これと真逆なのが、動物にたとえる手法である。古典文学でも女性器を「あわび」や「はまぐり」などにたとえる表現は頻出しているが、こちらは植物にたとえるよりも、より生々しさが強くなる。
〈蝶のように開いたラヴィアを捲って、男の凶器がくり返し由美のなかに侵入してきた〉(高輪茂『美人捜査官 巨乳の監禁肉虐』二見書房)
〈鮭肉色の襞の起伏にはうるみが光っていたし、秘口は円くひらききって爛れたような照りを放ち、微かにひくついている〉(北沢拓也『美唇の乱戯』徳間書店)
植物にたとえるのか、動物にたとえるのか、この違いについて永田氏は〈人間は、植物が好きなタイプと、魚や(中略)昆虫や動物が好きなタイプに分けることができるらしいが、作家によって好みがあるのかもしれない〉と綴っている。こういったところから作家のフェティシズムを読み解くことも、官能小説の通な楽しみ方なのかもしれない。
また、官能小説表現においてとりわけ豊かなのが、造語だ。特に、「肉」という言葉に何かをくっつけて新たな言葉を生み出す手法は定番中の定番である。たとえば、この技法を使ったクリトリスの言い換えだけで、本書にはこれだけの数の造語が紹介されている。
〈クリトリス=芽肉 肉芽 肉粒 肉小豆 豆肉 肉突起 肉莢 肉芯 肉真珠 肉のうね 肉頂 肉のつまみ 肉の尖り 肉の宝石〉
こういった造語は、まさに官能小説作家の個性がもっともあらわれるところで、男性器の言い換えとして、「欲棒」をつくった豊田行二、「彼の分身器官」を生み出した館淳一と、その言い換えが作家の看板のひとつとなる。これも、官能小説作家ならではの傾向である。

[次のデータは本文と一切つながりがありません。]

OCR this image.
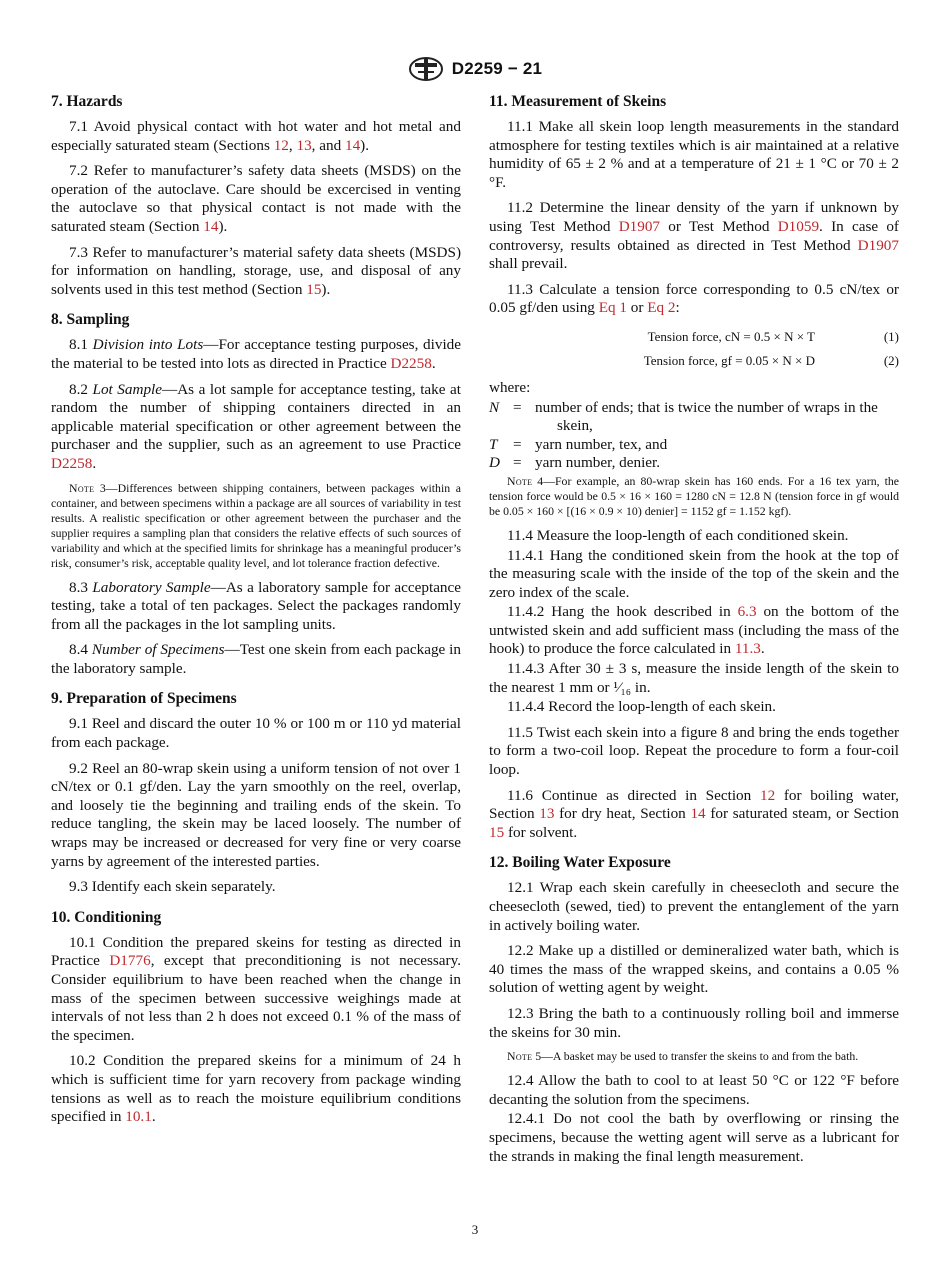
D2259 − 21
7. Hazards

7.1 Avoid physical contact with hot water and hot metal and especially saturated steam (Sections 12, 13, and 14).

7.2 Refer to manufacturer’s safety data sheets (MSDS) on the operation of the autoclave. Care should be excercised in venting the autoclave so that physical contact is not made with the saturated steam (Section 14).

7.3 Refer to manufacturer’s material safety data sheets (MSDS) for information on handling, storage, use, and disposal of any solvents used in this test method (Section 15).

8. Sampling

8.1 Division into Lots—For acceptance testing purposes, divide the material to be tested into lots as directed in Practice D2258.

8.2 Lot Sample—As a lot sample for acceptance testing, take at random the number of shipping containers directed in an applicable material specification or other agreement between the purchaser and the supplier, such as an agreement to use Practice D2258.

Note 3—Differences between shipping containers, between packages within a container, and between specimens within a package are all sources of variability in test results. A realistic specification or other agreement between the purchaser and the supplier requires a sampling plan that considers the relative effects of such sources of variability and which at the specified limits for shrinkage has a meaningful producer’s risk, consumer’s risk, acceptable quality level, and lot tolerance fraction defective.

8.3 Laboratory Sample—As a laboratory sample for acceptance testing, take a total of ten packages. Select the packages randomly from all the packages in the lot sampling units.

8.4 Number of Specimens—Test one skein from each package in the laboratory sample.

9. Preparation of Specimens

9.1 Reel and discard the outer 10 % or 100 m or 110 yd material from each package.

9.2 Reel an 80-wrap skein using a uniform tension of not over 1 cN/tex or 0.1 gf/den. Lay the yarn smoothly on the reel, overlap, and loosely tie the beginning and trailing ends of the skein. To reduce tangling, the skein may be laced loosely. The number of wraps may be increased or decreased for very fine or very coarse yarns by agreement of the interested parties.

9.3 Identify each skein separately.

10. Conditioning

10.1 Condition the prepared skeins for testing as directed in Practice D1776, except that preconditioning is not necessary. Consider equilibrium to have been reached when the change in mass of the specimen between successive weighings made at intervals of not less than 2 h does not exceed 0.1 % of the mass of the specimen.

10.2 Condition the prepared skeins for a minimum of 24 h which is sufficient time for yarn recovery from package winding tensions as well as to reach the moisture equilibrium conditions specified in 10.1.

11. Measurement of Skeins

11.1 Make all skein loop length measurements in the standard atmosphere for testing textiles which is air maintained at a relative humidity of 65 ± 2 % and at a temperature of 21 ± 1 °C or 70 ± 2 °F.

11.2 Determine the linear density of the yarn if unknown by using Test Method D1907 or Test Method D1059. In case of controversy, results obtained as directed in Test Method D1907 shall prevail.

11.3 Calculate a tension force corresponding to 0.5 cN/tex or 0.05 gf/den using Eq 1 or Eq 2:

Tension force, cN = 0.5 × N × T	(1)
Tension force, gf = 0.05 × N × D	(2)
where:
N = number of ends; that is twice the number of wraps in the
skein,
T	= yarn number, tex, and
D = yarn number, denier.

Note 4—For example, an 80-wrap skein has 160 ends. For a 16 tex yarn, the tension force would be 0.5 × 16 × 160 = 1280 cN = 12.8 N (tension force in gf would be 0.05 × 160 × [(16 × 0.9 × 10) denier] = 1152 gf = 1.152 kgf).

11.4 Measure the loop-length of each conditioned skein.

11.4.1 Hang the conditioned skein from the hook at the top of the measuring scale with the inside of the top of the skein and the zero index of the scale.

11.4.2 Hang the hook described in 6.3 on the bottom of the untwisted skein and add sufficient mass (including the mass of the hook) to produce the force calculated in 11.3.

11.4.3 After 30 ± 3 s, measure the inside length of the skein to the nearest 1 mm or ¹⁄₁₆ in.

11.4.4 Record the loop-length of each skein.

11.5 Twist each skein into a figure 8 and bring the ends together to form a two-coil loop. Repeat the procedure to form a four-coil loop.

11.6 Continue as directed in Section 12 for boiling water, Section 13 for dry heat, Section 14 for saturated steam, or Section 15 for solvent.

12. Boiling Water Exposure

12.1 Wrap each skein carefully in cheesecloth and secure the cheesecloth (sewed, tied) to prevent the entanglement of the yarn in actively boiling water.

12.2 Make up a distilled or demineralized water bath, which is 40 times the mass of the wrapped skeins, and contains a 0.05 % solution of wetting agent by weight.

12.3 Bring the bath to a continuously rolling boil and immerse the skeins for 30 min.

Note 5—A basket may be used to transfer the skeins to and from the bath.

12.4 Allow the bath to cool to at least 50 °C or 122 °F before decanting the solution from the specimens.

12.4.1 Do not cool the bath by overflowing or rinsing the specimens, because the wetting agent will serve as a lubricant for the strands in making the final length measurement.

3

そして面白いのが、時代の流れによって言い換え表現にも移り変わりがあるということだ。官能小説で描かれる男性器は太く、硬く、大きいのが定石で、現実以上に逞しさを強調される。「巨竿」「火柱」などの表現がそれに当たるのだが、最近は少しずつ変わってきていると永田氏は綴る。
〈逞しく勃起したペニスの表現として、以前は「巨砲」などの用語がよくみられたのに、現在は、誇張はあるにしても抑制の効いた用語が使われる〉
その理由について本書では細かい分析はなされていないが、男たちの草食化が進んでいることや、女流作家も珍しくなくなったことにより、ペニスは大きくて太ければいいわけではないという認識が広まったことなどが要因としてあげられるのだろう。
今後も世相を反映しながら、官能表現は変わり続けていく。そういった変化を分析しながら読むと、また新たな官能小説の楽しみ方が生まれてくるのではないだろうか。